Which means that for Juan it is not about placing ever-expanding demands on individuals to master new skills and tools but rather in mixing and matching different people, abilities and approaches; always combined with the journalistic sense of investigative narrative.
“A journalist is a storyteller; somebody who asks difficult questions. You can’t expect them to also be developers, to be data journalists. Expertise at this level has to be mixed and matched. And that can be a problem with product people who come in and they tell the newsroom to do this, or this. We prefer a thinking process more like a mini CEO, because they need to be perfectly embedded in the newsroom. And the newsroom has to be perfectly embedded with product. But they really have to understand that they need to supply the newsroom with these kinds of talent and expertise before they can demand that they do anything beyond what they’ve always done previously in text based journalism.”
Starting from scratch
Juan is also adamant that building the new newsroom is not an incremental process of patching skills gaps here and there. He believes in building from the bottom up.

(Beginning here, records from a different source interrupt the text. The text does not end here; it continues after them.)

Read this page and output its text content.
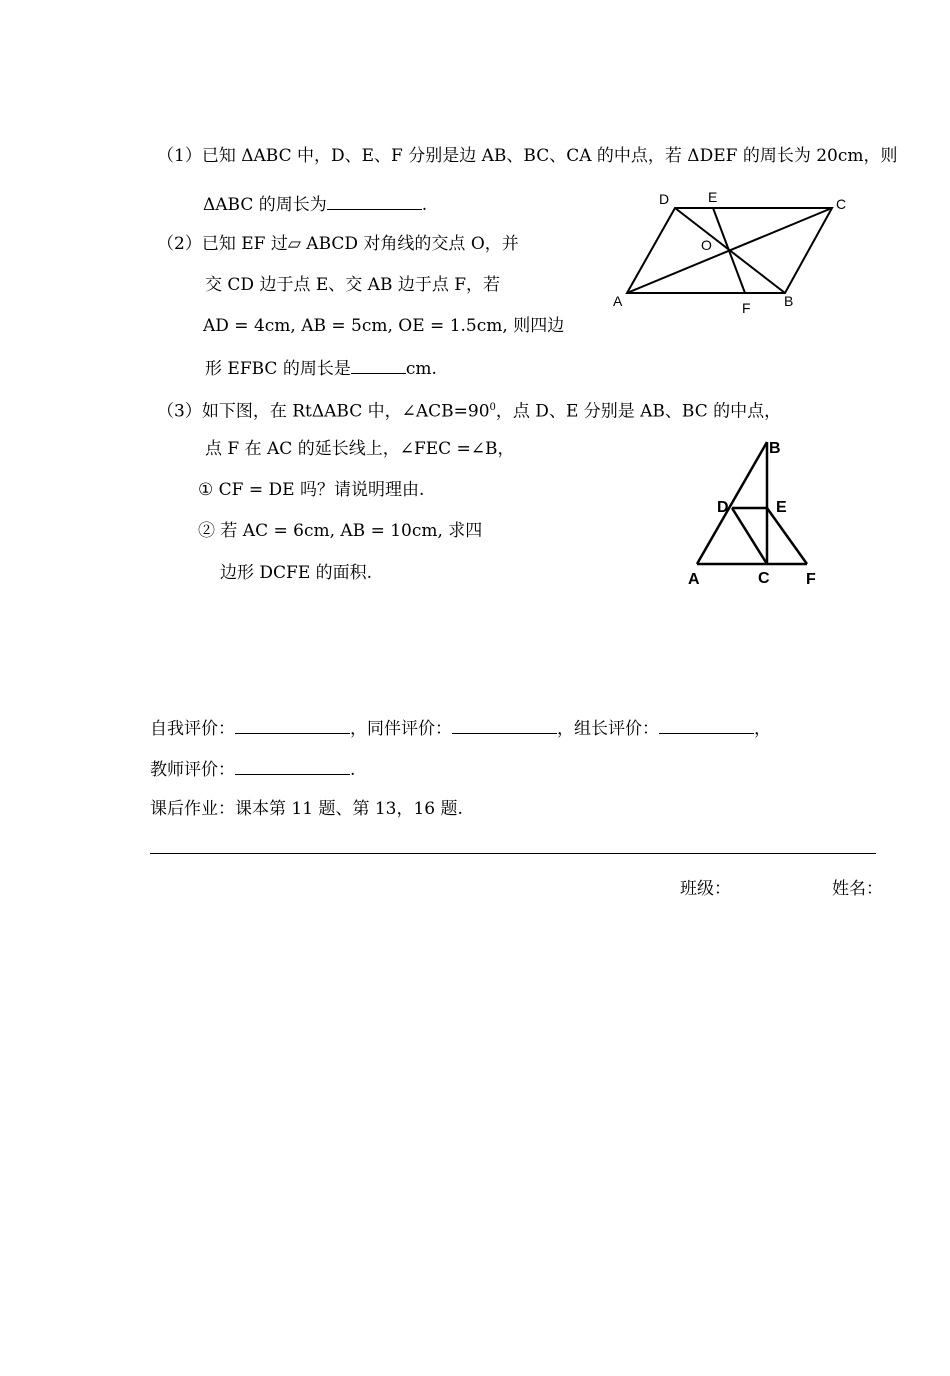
（1）已知 ΔABC 中，D、E、F 分别是边 AB、BC、CA 的中点，若 ΔDEF 的周长为 20cm，则
ΔABC 的周长为	.
（2）已知 EF 过▱ ABCD 对角线的交点 O，并
交 CD 边于点 E、交 AB 边于点 F，若
AD = 4cm, AB = 5cm, OE = 1.5cm, 则四边
形 EFBC 的周长是	cm.
（3）如下图，在 RtΔABC 中，$\angle ACB=90^0$，点 D、E 分别是 AB、BC 的中点，
点 F 在 AC 的延长线上，∠FEC =∠B，
① CF = DE 吗？请说明理由.
② 若 AC = 6cm, AB = 10cm, 求四
边形 DCFE 的面积.
A	B
C
D	E
F
O
A
B
C
D	E
F
自我评价：	，同伴评价：	，组长评价：	，
教师评价：	.
课后作业：课本第 11 题、第 13，16 题.
班级：	姓名：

“The kind of innovation we facilitate in newsrooms is radical innovation. We’re not in the business of remedial consultancies or remedial projects, it has to be starting from scratch so that cross-pollination is structured, focused, and built into the system. It used to be ‘let’s bring in the young because they know social media’ and ‘let’s bring in the evangelists’, but it just doesn’t work that way. You never really end up with a new organisation that is at its heart, a digital organisation. Unless you change radically innovation does not happen. You end up with just a bit of digitising here, a bit of digitising there, and you never break through.”